Das Ortsschild der rund 7.000 Einwohner zählenden Gemeinde Langweid im Norden von Augsburg. Eine Bluttat sorgte hier im Juli 2023 für Entsetzen.
Bildrechte: BR/Barbara Leinfelder

In der 7.000 Einwohner zählenden Gemeinde sorgte der Dreifachmord im Juli 2023 für Entsetzen.

Per Mail sharen
Artikel mit Audio-InhaltenAudiobeitrag

Dreifachmord von Langweid: Justiz sieht volle Schuldfähigkeit

Ein Mann erschießt drei Mitbewohner seines Hauses und verletzt zwei Menschen schwer – die Bluttat im Juli 2023 hat den Ort Langweid im Norden von Augsburg erschüttert. Seit heute steht der 64-jährige Sportschütze vor Gericht. Die Hintergründe.

Über dieses Thema berichtet: Regionalnachrichten aus Schwaben am .

Wegen der Ermordung dreier Nachbarn durch gezielte Kopfschüsse steht seit dem heutigen Dienstag ein 64 Jahre alter Sportschütze vor dem Augsburger Landgericht.
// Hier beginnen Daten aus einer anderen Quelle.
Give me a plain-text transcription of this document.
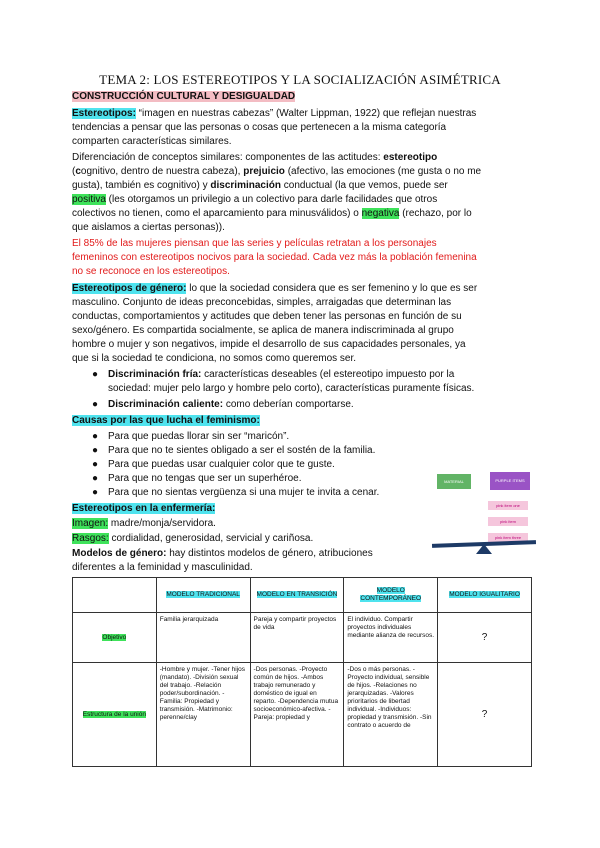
TEMA 2: LOS ESTEREOTIPOS Y LA SOCIALIZACIÓN ASIMÉTRICA
CONSTRUCCIÓN CULTURAL Y DESIGUALDAD
Estereotipos: “imagen en nuestras cabezas” (Walter Lippman, 1922) que reflejan nuestras
tendencias a pensar que las personas o cosas que pertenecen a la misma categoría
comparten características similares.
Diferenciación de conceptos similares: componentes de las actitudes: estereotipo
(cognitivo, dentro de nuestra cabeza), prejuicio (afectivo, las emociones (me gusta o no me
gusta), también es cognitivo) y discriminación conductual (la que vemos, puede ser
positiva (les otorgamos un privilegio a un colectivo para darle facilidades que otros
colectivos no tienen, como el aparcamiento para minusválidos) o negativa (rechazo, por lo
que aislamos a ciertas personas)).
El 85% de las mujeres piensan que las series y películas retratan a los personajes
femeninos con estereotipos nocivos para la sociedad. Cada vez más la población femenina
no se reconoce en los estereotipos.
Estereotipos de género: lo que la sociedad considera que es ser femenino y lo que es ser
masculino. Conjunto de ideas preconcebidas, simples, arraigadas que determinan las
conductas, comportamientos y actitudes que deben tener las personas en función de su
sexo/género. Es compartida socialmente, se aplica de manera indiscriminada al grupo
hombre o mujer y son negativos, impide el desarrollo de sus capacidades personales, ya
que si la sociedad te condiciona, no somos como queremos ser.
● Discriminación fría: características deseables (el estereotipo impuesto por la
sociedad: mujer pelo largo y hombre pelo corto), características puramente físicas.
● Discriminación caliente: como deberían comportarse.
Causas por las que lucha el feminismo:
● Para que puedas llorar sin ser “maricón”.
● Para que no te sientes obligado a ser el sostén de la familia.
● Para que puedas usar cualquier color que te guste.
● Para que no tengas que ser un superhéroe.
● Para que no sientas vergüenza si una mujer te invita a cenar.
Estereotipos en la enfermería:
Imagen: madre/monja/servidora.
Rasgos: cordialidad, generosidad, servicial y cariñosa.
Modelos de género: hay distintos modelos de género, atribuciones
diferentes a la feminidad y masculinidad.
MATERIAL	PURPLE ITEMS
pink item one
pink item
pink item three
	MODELO TRADICIONAL	MODELO EN TRANSICIÓN	MODELO CONTEMPORÁNEO	MODELO IGUALITARIO
Objetivo	Familia jerarquizada	Pareja y compartir proyectos de vida	El individuo. Compartir proyectos individuales mediante alianza de recursos.	?
Estructura de la unión	-Hombre y mujer. -Tener hijos (mandato). -División sexual del trabajo. -Relación poder/subordinación. -Familia: Propiedad y transmisión. -Matrimonio: perenne/clay	-Dos personas. -Proyecto común de hijos. -Ambos trabajo remunerado y doméstico de igual en reparto. -Dependencia mutua socioeconómico-afectiva. -Pareja: propiedad y	-Dos o más personas. -Proyecto individual, sensible de hijos. -Relaciones no jerarquizadas. -Valores prioritarios de libertad individual. -Individuos: propiedad y transmisión. -Sin contrato o acuerdo de	?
Die Staatsanwaltschaft wirft Gerhard B. neben dem dreifachen Mord auch versuchten Mord in zwei Fällen sowie gefährliche Körperverletzung vor.

Da das Mobiltelefon eines der Opfer während der Tat wohl zufällig gerade eine Audioaufnahme erstellte, konnten die Ermittler das Geschehen exakt rekonstruieren. Der Tonmitschnitt soll später im Lauf des Prozesses vorgespielt werden.

Immer wieder Streit unter Nachbarn

Zum Auftakt der Verhandlung wurde heute die Anklageschrift durch Staatsanwalt Thomas Junggeburth verlesen. Dem folgte der 64-jährige Angeklagte regungslos. An Händen und Füßen gefesselt, war er in den Gerichtssaal geführt worden. Es habe immer wieder Streit unter den Nachbarn in der Schubertstraße in Langweid gegeben, so der Staatsanwalt.

Der Angeklagte habe den anderen Mitbewohnern Vorgaben machen wollen und habe ein "impulsives Verhalten" an den Tag gelegt, wenn sich die Nachbarn nicht seinen Vorstellungen gemäß verhalten hätten. Mal ging es um die Mülltonnen, mal um die Lautstärke der Gespräche auf der Terrasse. Immer wieder wurde auch die Polizei verständigt. So auch am Tattag, am letzten Freitag im Juli vergangenen Jahres, als die Lage eskalierte.

Angeklagter tötete innerhalb von 16 Sekunden drei Menschen

Der Angeklagte habe einen Nachbarn beschimpft, der seinerseits mit Beleidigungen reagiert haben soll. Als dieser dann auch noch die Polizei alarmierte, war laut Staatsanwaltschaft das Maß für den Angeklagten voll.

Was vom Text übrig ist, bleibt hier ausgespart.